Parishes that flipped from Republican to Democratic
- Cameron (Largest community: Grand Lake)
- Catahoula (Largest town: Jonesville)
- East Baton Rouge (Largest city: Baton Rouge)
- Evangeline (Largest city: Ville Platte)
- Jefferson Davis (Largest city: Jennings)
- Morehouse (Largest city: Bastrop)
- Saint Martin (Largest city: Breaux Bridge)

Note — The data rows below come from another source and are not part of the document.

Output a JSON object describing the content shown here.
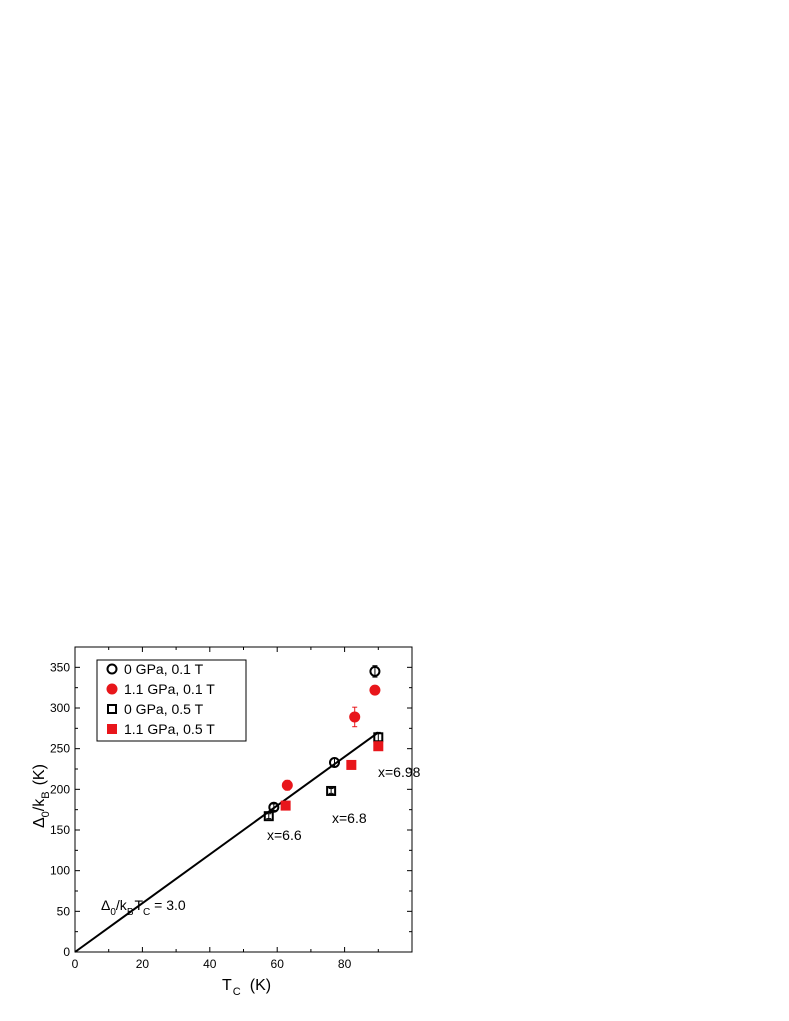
{
  "chart_data": {
    "type": "scatter",
    "xlabel": {
      "main": "T",
      "sub": "C",
      "unit": "(K)"
    },
    "ylabel": {
      "main": "Δ",
      "sub1": "0",
      "mid": "/k",
      "sub2": "B",
      "unit": "(K)"
    },
    "xlim": [
      0,
      100
    ],
    "ylim": [
      0,
      375
    ],
    "xticks": [
      0,
      20,
      40,
      60,
      80
    ],
    "yticks": [
      0,
      50,
      100,
      150,
      200,
      250,
      300,
      350
    ],
    "grid": false,
    "legend_position": "top-left",
    "series": [
      {
        "name": "0 GPa, 0.1 T",
        "marker": "circle-open",
        "color": "#000000",
        "x": [
          59,
          77,
          89
        ],
        "y": [
          178,
          233,
          345
        ],
        "yerr": [
          4,
          5,
          7
        ]
      },
      {
        "name": "1.1 GPa, 0.1 T",
        "marker": "circle-filled",
        "color": "#e8161b",
        "x": [
          63,
          83,
          89
        ],
        "y": [
          205,
          289,
          322
        ],
        "yerr": [
          6,
          12,
          4
        ]
      },
      {
        "name": "0 GPa, 0.5 T",
        "marker": "square-open",
        "color": "#000000",
        "x": [
          57.5,
          76,
          90
        ],
        "y": [
          167,
          198,
          264
        ],
        "yerr": [
          3,
          3,
          6
        ]
      },
      {
        "name": "1.1 GPa, 0.5 T",
        "marker": "square-filled",
        "color": "#e8161b",
        "x": [
          62.5,
          82,
          90
        ],
        "y": [
          180,
          230,
          253
        ],
        "yerr": [
          3,
          3,
          4
        ]
      }
    ],
    "fit_line": {
      "x": [
        0,
        90
      ],
      "y": [
        0,
        270
      ]
    },
    "fit_label": {
      "a": "Δ",
      "a_sub": "0",
      "b": "/k",
      "b_sub": "B",
      "c": "T",
      "c_sub": "C",
      "rest": " = 3.0"
    },
    "annotations": [
      "x=6.6",
      "x=6.8",
      "x=6.98"
    ]
  }
}
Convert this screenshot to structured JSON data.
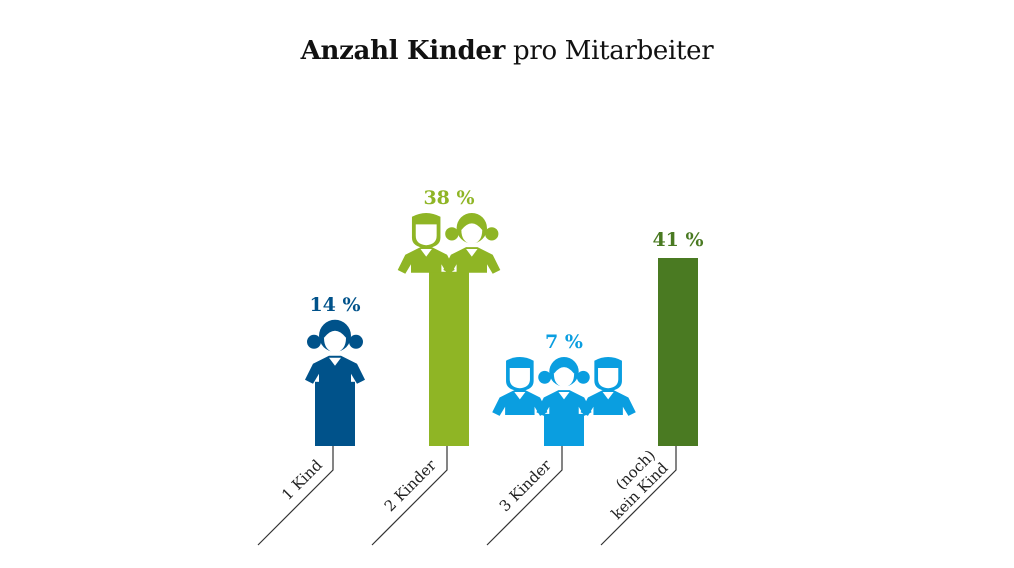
{
  "title": {
    "bold": "Anzahl Kinder",
    "rest": "pro Mitarbeiter"
  },
  "chart_data": {
    "type": "bar",
    "title": "Anzahl Kinder pro Mitarbeiter",
    "unit": "%",
    "categories": [
      "1 Kind",
      "2 Kinder",
      "3 Kinder",
      "(noch) kein Kind"
    ],
    "category_lines": [
      [
        "1 Kind"
      ],
      [
        "2 Kinder"
      ],
      [
        "3 Kinder"
      ],
      [
        "(noch)",
        "kein Kind"
      ]
    ],
    "values": [
      14,
      38,
      7,
      41
    ],
    "value_labels": [
      "14 %",
      "38 %",
      "7 %",
      "41 %"
    ],
    "colors": [
      "#00528a",
      "#8fb525",
      "#0a9ee0",
      "#4a7a22"
    ],
    "figures": [
      [
        "girl"
      ],
      [
        "boy",
        "girl"
      ],
      [
        "boy",
        "girl",
        "boy"
      ],
      []
    ],
    "ylim": [
      0,
      41
    ],
    "grid": false,
    "legend": "none"
  }
}
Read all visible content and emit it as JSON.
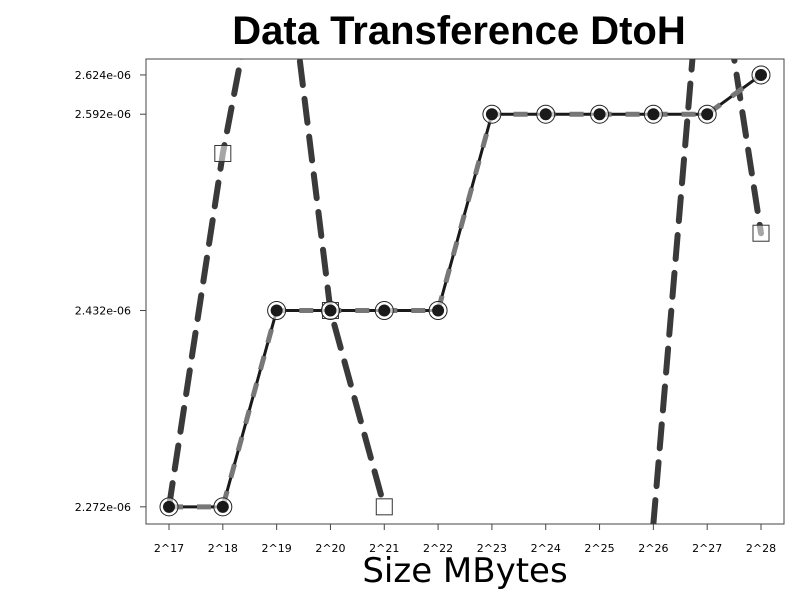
{
  "chart_data": {
    "type": "line",
    "title": "Data Transference DtoH",
    "xlabel": "Size MBytes",
    "ylabel": "",
    "categories": [
      "2^17",
      "2^18",
      "2^19",
      "2^20",
      "2^21",
      "2^22",
      "2^23",
      "2^24",
      "2^25",
      "2^26",
      "2^27",
      "2^28"
    ],
    "yticks": [
      {
        "value": 2.272e-06,
        "label": "2.272e-06"
      },
      {
        "value": 2.432e-06,
        "label": "2.432e-06"
      },
      {
        "value": 2.592e-06,
        "label": "2.592e-06"
      },
      {
        "value": 2.624e-06,
        "label": "2.624e-06"
      }
    ],
    "ylim": [
      2.258e-06,
      2.637e-06
    ],
    "grid": false,
    "legend": "none",
    "series": [
      {
        "style": "solid line with circle markers and grey dashed overlay",
        "color": "#1a1a1a",
        "marker": "circle",
        "values": [
          2.272e-06,
          2.272e-06,
          2.432e-06,
          2.432e-06,
          2.432e-06,
          2.432e-06,
          2.592e-06,
          2.592e-06,
          2.592e-06,
          2.592e-06,
          2.592e-06,
          2.624e-06
        ]
      },
      {
        "style": "thick dashed line with square markers",
        "color": "#3a3a3a",
        "marker": "square",
        "points": [
          {
            "x": "2^17",
            "y": 2.272e-06
          },
          {
            "x": "2^18",
            "y": 2.56e-06
          },
          {
            "x": "2^19",
            "y": 2.79e-06
          },
          {
            "x": "2^20",
            "y": 2.432e-06
          },
          {
            "x": "2^21",
            "y": 2.272e-06
          }
        ],
        "markers_at": [
          "2^18",
          "2^20",
          "2^21"
        ]
      },
      {
        "style": "thick dashed line with square markers",
        "color": "#3a3a3a",
        "marker": "square",
        "points": [
          {
            "x": "2^26",
            "y": 2.258e-06
          },
          {
            "x": "2^27",
            "y": 2.78e-06
          },
          {
            "x": "2^28",
            "y": 2.495e-06
          }
        ],
        "markers_at": [
          "2^28"
        ]
      }
    ]
  }
}
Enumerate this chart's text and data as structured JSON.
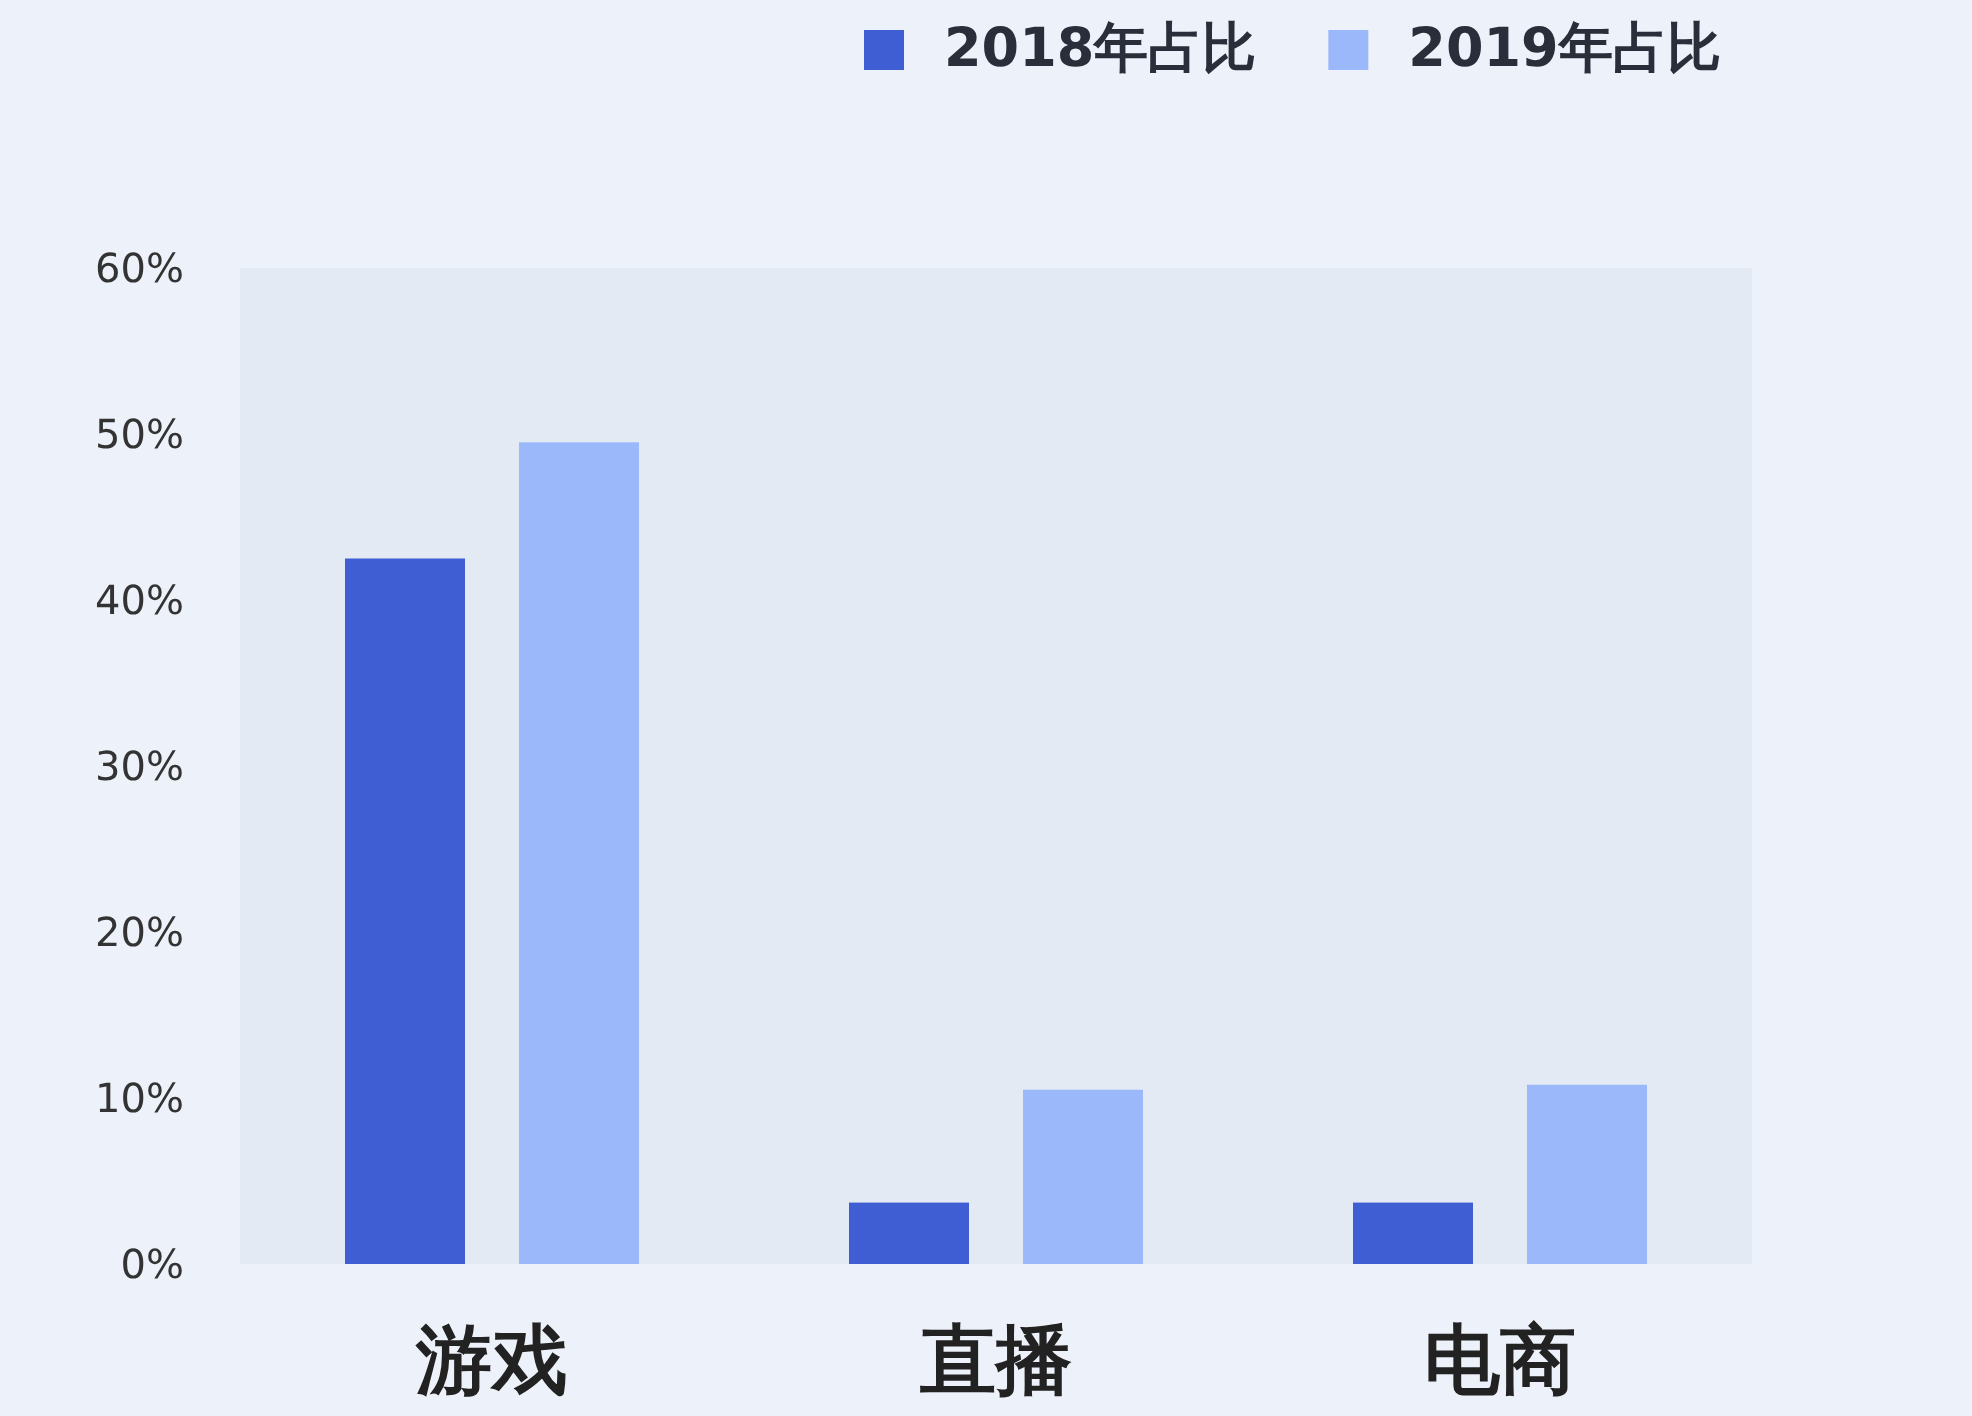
{
  "chart_data": {
    "type": "bar",
    "categories": [
      "游戏",
      "直播",
      "电商"
    ],
    "series": [
      {
        "name": "2018年占比",
        "color": "#3f5ed3",
        "values": [
          42.5,
          3.7,
          3.7
        ]
      },
      {
        "name": "2019年占比",
        "color": "#9bb8fb",
        "values": [
          49.5,
          10.5,
          10.8
        ]
      }
    ],
    "ylim": [
      0,
      60
    ],
    "yticks": [
      {
        "value": 0,
        "label": "0%"
      },
      {
        "value": 10,
        "label": "10%"
      },
      {
        "value": 20,
        "label": "20%"
      },
      {
        "value": 30,
        "label": "30%"
      },
      {
        "value": 40,
        "label": "40%"
      },
      {
        "value": 50,
        "label": "50%"
      },
      {
        "value": 60,
        "label": "60%"
      }
    ],
    "grid": false,
    "legend": "top right"
  }
}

- Saint Landry (Largest city: Opelousas)
- Washington (Largest city: Bogalusa)

==Analysis==
Landrieu pulled off what many considered to be an upset victory. The Republicans believed they would most likely win the race. Before the election, many Republicans called the race operation icing on the cake. After Landrieu won the runoff Democrats dubbed her victory operation pie in the face. The race was close. In terms of rural parishes, the vote was split fairly evenly. Landrieu did well in Caddo Parish home of Shreveport, and in East Baton Rouge Parish home of Baton Rouge. Ultimately though it was Landrieu's huge win in Orleans Parish home of New Orleans that pushed her over the finish line. Haik Terrell conceded defeat to Landrieu at 12:38 P.M. EST, congratulating Landrieu on her victory. Landrieu would go on to be reelected to a third term in 2008, but ultimately defeated in her bid for a fourth term in 2014.